Nor did a descendant of Maceo, who lives in Havana and asked for anonymity, recall being informed of a possible change in the site of his tomb.

Yudy Garcia Delis, administrator of Santa Ifigenia, informed this newspaper that the exhumation of the remains of Carlos Manuel de Céspedes and Mariana Grajales occurred four months ago. “On 27 June they took Cespedes and a few days later Mariana, although I can not specify the exact day.”

A team of the Department of Legal Medicine led by Jorge Gonzalez, current director of Medical Education at the Ministry of Public Health and the person who headed the mission to locate the body of Ernesto Guevara and bring him to Cuba for the 30th anniversary of his death, was in charge of opening the sepulchers of these heroes of independence and extracting the remains.
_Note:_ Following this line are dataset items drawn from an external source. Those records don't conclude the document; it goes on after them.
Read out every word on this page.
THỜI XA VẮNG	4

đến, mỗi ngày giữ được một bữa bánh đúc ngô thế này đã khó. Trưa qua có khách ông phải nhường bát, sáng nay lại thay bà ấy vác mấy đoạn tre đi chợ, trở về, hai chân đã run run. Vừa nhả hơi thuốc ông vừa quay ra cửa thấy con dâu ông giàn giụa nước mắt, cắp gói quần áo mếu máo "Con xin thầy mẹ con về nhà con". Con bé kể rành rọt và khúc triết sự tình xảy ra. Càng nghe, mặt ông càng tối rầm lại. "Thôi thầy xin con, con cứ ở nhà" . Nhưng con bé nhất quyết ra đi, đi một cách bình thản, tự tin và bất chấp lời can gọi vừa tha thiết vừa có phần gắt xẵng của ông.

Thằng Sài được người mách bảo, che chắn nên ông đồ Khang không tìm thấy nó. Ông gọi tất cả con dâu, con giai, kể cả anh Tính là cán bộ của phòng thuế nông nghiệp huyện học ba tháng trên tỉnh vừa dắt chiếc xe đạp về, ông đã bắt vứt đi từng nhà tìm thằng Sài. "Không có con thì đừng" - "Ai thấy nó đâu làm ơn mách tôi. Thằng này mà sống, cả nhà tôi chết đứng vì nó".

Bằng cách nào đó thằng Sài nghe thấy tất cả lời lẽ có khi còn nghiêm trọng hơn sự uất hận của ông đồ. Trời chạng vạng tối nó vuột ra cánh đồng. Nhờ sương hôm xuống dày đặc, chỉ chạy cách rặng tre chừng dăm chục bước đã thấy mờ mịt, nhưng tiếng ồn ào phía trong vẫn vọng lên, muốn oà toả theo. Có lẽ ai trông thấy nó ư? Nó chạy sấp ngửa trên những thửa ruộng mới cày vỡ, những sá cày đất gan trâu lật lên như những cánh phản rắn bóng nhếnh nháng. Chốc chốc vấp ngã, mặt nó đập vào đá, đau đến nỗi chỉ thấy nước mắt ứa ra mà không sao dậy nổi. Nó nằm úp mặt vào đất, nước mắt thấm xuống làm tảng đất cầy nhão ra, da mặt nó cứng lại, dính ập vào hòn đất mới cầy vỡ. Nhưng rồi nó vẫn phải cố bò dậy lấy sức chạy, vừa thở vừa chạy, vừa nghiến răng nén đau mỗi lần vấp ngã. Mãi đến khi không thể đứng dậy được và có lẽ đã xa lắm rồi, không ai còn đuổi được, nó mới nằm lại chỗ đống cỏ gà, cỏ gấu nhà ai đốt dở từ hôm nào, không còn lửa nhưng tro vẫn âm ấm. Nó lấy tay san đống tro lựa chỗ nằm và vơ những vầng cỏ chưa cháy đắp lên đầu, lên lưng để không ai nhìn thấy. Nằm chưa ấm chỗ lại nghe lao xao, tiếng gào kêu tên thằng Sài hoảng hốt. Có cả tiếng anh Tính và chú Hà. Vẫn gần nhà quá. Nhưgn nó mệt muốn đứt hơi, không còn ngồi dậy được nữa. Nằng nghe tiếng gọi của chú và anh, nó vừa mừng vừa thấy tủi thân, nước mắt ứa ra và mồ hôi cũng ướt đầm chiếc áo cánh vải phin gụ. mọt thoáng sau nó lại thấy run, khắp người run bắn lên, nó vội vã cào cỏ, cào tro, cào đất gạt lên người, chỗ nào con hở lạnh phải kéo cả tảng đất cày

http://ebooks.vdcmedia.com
Gonzalez, an firm supporter of the government and deputy to the National Assembly, has been embroiled in several controversies surrounding the authenticity of his findings in Vallegrande to find Guevara. The research has been charged with being imprecise and carried out more in search of a political effect than a scientific proof.

Garcia Delis is reluctant to say where Grajales and Céspedes have been being kept until today. “They are in a place that I cannot reveal,” he says, although he minimizes the secrecy on the grounds that they are “well guarded.”

This Tuesday the mystery is revealed. Carlos Manuel de Céspedes, the man who started the war for Cuban independence, and Mariana Grajales, the matron of a family of patriots, will be resting in a new location. Until the whim of the next power determines otherwise.